The main objective of targeting cultural sites is to attack and eradicate groups of people with shared cultural, national, religious, or ethnic identities. History shows that the destruction of cultural sites is often tied to the abuse of civilian populations. Most recently, we have seen ISIS desecrate cultural sites while committing other atrocities in Syria and Iraq, but this violent phenomenon is not new. In the 1998–1999 Kosovo War, Serb nationalist forces systematically destroyed mosques and other Islamic sites as part of a genocidal ethnic cleansing campaign against Muslim Kosovar Albanians. The Kristallnacht attack on synagogues foreshadowed the Nazi genocide. The list goes on.
The U.S. is no stranger to destroying cultural sites. During the 2003 invasion of Iraq, U.S. forces built a military base on top of Babylon, damaging the renowned archaeological site. While the U.S. military was clearly negligent in this case, there is little evidence to suggest that the base’s location was picked with destruction in mind. A Trump-directed attack on Iranian cultural sites would be a different story.
Targeting cultural sites is about targeting people. Attacks on physical representations of a group’s identity are attacks on that identity. But even more concretely, they open the door to wider violence against civilians. Once cultural sites are on the table as potential targets, it is easier to include other non-military targets as well.

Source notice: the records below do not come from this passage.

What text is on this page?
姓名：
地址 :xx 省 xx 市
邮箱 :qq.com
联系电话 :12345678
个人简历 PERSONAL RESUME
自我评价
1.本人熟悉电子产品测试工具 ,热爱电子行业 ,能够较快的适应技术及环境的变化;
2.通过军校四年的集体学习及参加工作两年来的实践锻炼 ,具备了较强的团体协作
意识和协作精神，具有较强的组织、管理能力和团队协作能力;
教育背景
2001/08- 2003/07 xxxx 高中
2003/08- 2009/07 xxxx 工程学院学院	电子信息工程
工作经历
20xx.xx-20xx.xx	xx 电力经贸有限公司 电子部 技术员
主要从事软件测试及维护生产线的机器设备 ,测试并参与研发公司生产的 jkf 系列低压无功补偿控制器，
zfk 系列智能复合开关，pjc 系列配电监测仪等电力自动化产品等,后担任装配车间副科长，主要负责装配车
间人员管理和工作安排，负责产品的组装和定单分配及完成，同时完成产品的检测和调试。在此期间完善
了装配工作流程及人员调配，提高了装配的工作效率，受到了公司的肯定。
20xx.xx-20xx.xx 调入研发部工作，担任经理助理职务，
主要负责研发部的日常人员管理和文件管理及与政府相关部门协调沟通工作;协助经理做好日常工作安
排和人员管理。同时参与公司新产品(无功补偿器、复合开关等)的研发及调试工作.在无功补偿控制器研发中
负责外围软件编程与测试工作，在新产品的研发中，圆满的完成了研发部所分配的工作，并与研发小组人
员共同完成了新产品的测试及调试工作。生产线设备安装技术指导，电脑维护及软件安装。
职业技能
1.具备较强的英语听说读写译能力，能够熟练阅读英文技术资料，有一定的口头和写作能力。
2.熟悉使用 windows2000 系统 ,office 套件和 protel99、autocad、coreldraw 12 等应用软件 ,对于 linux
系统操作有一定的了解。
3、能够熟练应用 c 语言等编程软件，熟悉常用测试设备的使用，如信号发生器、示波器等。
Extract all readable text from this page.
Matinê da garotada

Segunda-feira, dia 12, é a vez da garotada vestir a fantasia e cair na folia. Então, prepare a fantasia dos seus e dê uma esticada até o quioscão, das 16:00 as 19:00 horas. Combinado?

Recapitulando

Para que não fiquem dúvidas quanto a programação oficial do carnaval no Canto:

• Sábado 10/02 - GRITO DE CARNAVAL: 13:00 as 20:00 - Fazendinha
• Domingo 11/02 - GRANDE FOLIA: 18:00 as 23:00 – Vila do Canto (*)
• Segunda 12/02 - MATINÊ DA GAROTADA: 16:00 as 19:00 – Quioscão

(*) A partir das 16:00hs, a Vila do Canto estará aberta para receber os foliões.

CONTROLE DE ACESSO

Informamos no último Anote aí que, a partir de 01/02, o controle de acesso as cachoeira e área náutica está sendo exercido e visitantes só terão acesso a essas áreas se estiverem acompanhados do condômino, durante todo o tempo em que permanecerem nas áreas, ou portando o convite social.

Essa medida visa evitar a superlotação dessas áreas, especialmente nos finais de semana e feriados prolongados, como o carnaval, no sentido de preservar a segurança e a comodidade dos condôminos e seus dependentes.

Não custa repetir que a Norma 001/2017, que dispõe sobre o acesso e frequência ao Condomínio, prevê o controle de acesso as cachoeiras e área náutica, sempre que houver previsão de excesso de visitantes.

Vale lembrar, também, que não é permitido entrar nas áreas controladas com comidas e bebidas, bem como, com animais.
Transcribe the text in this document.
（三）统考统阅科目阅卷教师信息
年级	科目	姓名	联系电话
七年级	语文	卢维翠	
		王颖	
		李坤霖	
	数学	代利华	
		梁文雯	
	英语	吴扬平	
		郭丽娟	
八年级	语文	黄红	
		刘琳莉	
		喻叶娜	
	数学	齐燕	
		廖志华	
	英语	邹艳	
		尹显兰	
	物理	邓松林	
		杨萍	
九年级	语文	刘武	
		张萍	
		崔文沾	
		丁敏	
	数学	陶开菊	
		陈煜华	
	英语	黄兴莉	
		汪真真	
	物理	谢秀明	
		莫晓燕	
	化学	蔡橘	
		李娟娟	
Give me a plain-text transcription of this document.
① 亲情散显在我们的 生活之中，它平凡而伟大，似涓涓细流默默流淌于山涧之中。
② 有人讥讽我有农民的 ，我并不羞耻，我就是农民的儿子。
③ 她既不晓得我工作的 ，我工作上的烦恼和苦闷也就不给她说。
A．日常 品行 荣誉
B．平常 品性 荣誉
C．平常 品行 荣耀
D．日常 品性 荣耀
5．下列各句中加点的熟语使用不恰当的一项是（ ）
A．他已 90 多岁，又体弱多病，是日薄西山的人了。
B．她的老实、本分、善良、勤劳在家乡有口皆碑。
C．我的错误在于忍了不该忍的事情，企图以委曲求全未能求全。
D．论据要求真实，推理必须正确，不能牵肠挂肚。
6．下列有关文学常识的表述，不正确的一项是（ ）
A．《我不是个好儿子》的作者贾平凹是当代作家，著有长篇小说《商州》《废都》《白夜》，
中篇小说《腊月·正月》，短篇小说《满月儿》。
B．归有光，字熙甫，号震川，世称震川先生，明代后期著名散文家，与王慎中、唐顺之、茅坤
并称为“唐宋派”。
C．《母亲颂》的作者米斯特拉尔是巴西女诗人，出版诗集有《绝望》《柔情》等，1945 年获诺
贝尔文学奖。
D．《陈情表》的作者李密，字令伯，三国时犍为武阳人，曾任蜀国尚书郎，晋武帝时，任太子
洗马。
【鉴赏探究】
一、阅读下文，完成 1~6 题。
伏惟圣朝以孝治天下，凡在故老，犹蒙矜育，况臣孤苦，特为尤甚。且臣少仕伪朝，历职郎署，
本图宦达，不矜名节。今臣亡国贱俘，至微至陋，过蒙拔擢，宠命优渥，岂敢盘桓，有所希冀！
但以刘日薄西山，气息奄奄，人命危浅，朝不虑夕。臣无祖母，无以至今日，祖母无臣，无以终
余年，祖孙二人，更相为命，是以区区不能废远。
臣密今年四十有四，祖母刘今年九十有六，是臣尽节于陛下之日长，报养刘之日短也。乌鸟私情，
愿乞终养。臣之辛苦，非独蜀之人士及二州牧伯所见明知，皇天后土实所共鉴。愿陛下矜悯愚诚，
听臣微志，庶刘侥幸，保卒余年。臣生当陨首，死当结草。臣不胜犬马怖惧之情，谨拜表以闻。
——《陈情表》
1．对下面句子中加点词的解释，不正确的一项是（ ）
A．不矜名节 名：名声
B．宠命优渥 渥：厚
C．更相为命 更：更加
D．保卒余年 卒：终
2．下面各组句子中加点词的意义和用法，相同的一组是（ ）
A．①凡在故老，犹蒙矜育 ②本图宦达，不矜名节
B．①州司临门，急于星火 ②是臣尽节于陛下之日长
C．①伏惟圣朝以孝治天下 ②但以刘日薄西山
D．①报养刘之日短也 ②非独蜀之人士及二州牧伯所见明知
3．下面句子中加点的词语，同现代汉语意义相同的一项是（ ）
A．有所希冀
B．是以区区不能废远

By threatening to target Iranian cultural sites, Trump revealed that he wants to inflict harm not simply on the Iranian government but on the Iranian people. While human suffering is an inherent part of war, not all parts of war need be designed to make humans suffer. Americans who see compelling strategic reasons for a more hawkish stance towards Iran would do well to question why the president is starting to grab certain tools in the U.S. military toolbox, ones that make ordinary people suffer.
U.S. policy towards Iran already brings considerable suffering to the Iranian people in the form of sanctions, but there is at least a policy rationale for sanctions. Those who advocate for sanctions will say that normal Iranian citizens must, unfortunately, suffer if their government is to effectively feel a campaign of maximum pressure. Targeting cultural sites, on the other hand, offers no strategic benefit; there is only suffering.
There is, of course, the question of deterrence. Is it possible that the U.S. president is just signaling his resolve? After all, the idea of taking Trump seriously but not literally is by now an old idea. And on Tuesday, he walked back his earlier statements. But in a situation in which information asymmetries can quickly lead to escalation, such rhetoric is dangerous.
If Trump is indeed mulling the targeting of cultural sites, every American should take a moment to reflect on the president’s motivations for edging towards war with Iran. Would an American attack on Iran create a safer world, or would it just serve to make Iranian citizens—normal people just trying to live their lives—suffer?